Malgré le confinement, la vie continue et nous avons pu rencontrer par écrans interposés Alex du groupe Scarlean pour une interview confi...dense.
CALGEPO - 22.04.2020 - 3 photo(s) - (0) commentaire(s)
Scarlean en deux albums a conquis le petit peuple du metal et se paye à l'occasion une collaboration avec Anneke Van Giesbergen.
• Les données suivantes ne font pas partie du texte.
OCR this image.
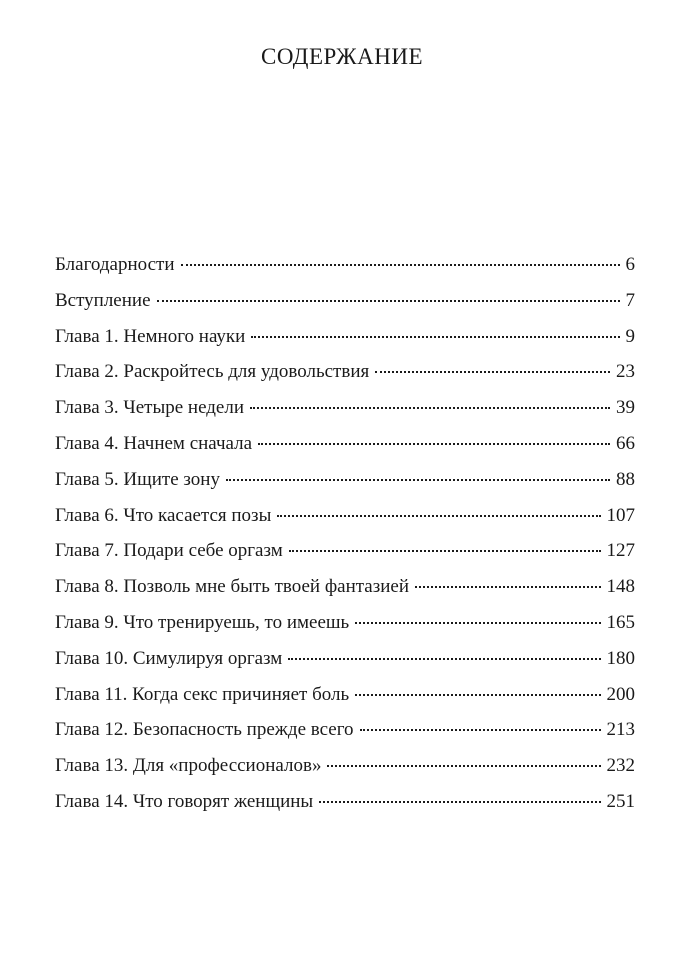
СОДЕРЖАНИЕ
Благодарности	6
Вступление	7
Глава 1. Немного науки	9
Глава 2. Раскройтесь для удовольствия	23
Глава 3. Четыре недели	39
Глава 4. Начнем сначала	66
Глава 5. Ищите зону	88
Глава 6. Что касается позы	107
Глава 7. Подари себе оргазм	127
Глава 8. Позволь мне быть твоей фантазией	148
Глава 9. Что тренируешь, то имеешь	165
Глава 10. Симулируя оргазм	180
Глава 11. Когда секс причиняет боль	200
Глава 12. Безопасность прежде всего	213
Глава 13. Для «профессионалов»	232
Глава 14. Что говорят женщины	251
Rencontre avec Alex qui nous en dit plus sur "Soulmates", sur les projets du groupe, notamment une future collaboration rêvée et la Metalhead Convention.


Première question, comment ça va en cette période difficile ?

Ecoute ça va, on profite de tout ce temps pour faire des choses, composer, c'est tellement rare d'avoir ce temps pour soi...





On aime commencer nos interviews par celles qu’on vous a trop posée, quelle est cette question ?


Que veut dire Scarlean, on nous la pose souvent...


Scarlean a sorti son second album "Soulmates" qui succède à "Ghosts" qui lui-même succédait à un EP "Scarlean", alors qu’aujourd’hui la norme semble être la sortie d’EP à intervalles rapprochés vous faites le choix d’un long format, avez vous conscience d’être un peu à contre-courant des standards actuels ?


On est à contre-courant, je te le confirme, dans notre manière de travailler et de composer, nous ne cherchons pas à rentrer dans ces cases, on fait la musique comme elle vient et comme on a envie d'en faire. Sortir un EP entre deux albums ça ne nous permet pas de nous exprimer totalement. Pour nous un album c'est un travail qui doit exprimer un ensemble de choses, il faut une vraie histoire et en 20 minutes on n'a pas le temps de raconter ce que l'on a à raconter.


Alors justement que racontez-vous dans "Soulmates", quelle est cette histoire ?


Avec cet album, on a essayé de parler de la dualité, d'exprimer ce truc de sentiments opposés. D'ailleurs c'est pour ça que sur la pochette on a mis se personnage sombre et inquiétant dos à une fillette, qui est elle plus innocente, chacun exprimant de ce fait de sentiments qui ont du mal à cohabiter. C'était la ligne directrice.


Les personnages sont dos à dos avec une enfant innocente mais qui semble être en colère, frustrée et donc ce personnage adulte inquiétant mais semblant résigné, est ce que cela traduit aussi le fait que la jeunesse qui se voudrait encore plein de candeur est aujourd’hui plus réaliste et plus frustrée qu’à une époque face à des adultes qui ont baissé les bras ?

Ça n'a pas vraiment ce sens-là. Il fallait montrer avec cette image où chacun est dans son coin et essaye de réfléchir, ou du moins ne veut pas réfléchir à ce que pense l'autre. Là pour le coup c'est un enfant et un adulte, on a voulu mettre en avant un sentiment positif et l'autre plus négatif et le fait que les deux ne se comprennent pas et au final cela rend les deux négatifs.


L'idée est donc plus terre-à-terre et se limite à l’interaction entre deux personnes voire en soi-même ?

C'est ça, oui, tout à fait. En fait la dualité c'est quelque chose que l'on a en soi et c'est à chaque fois l'un qui prend le dessus sur l'autre mais des fois on ne se comprend pas. Alors on a appelé cela "Âme Sœur" mais c'est pour illustrer ces deux sentiments qu'on a en soi.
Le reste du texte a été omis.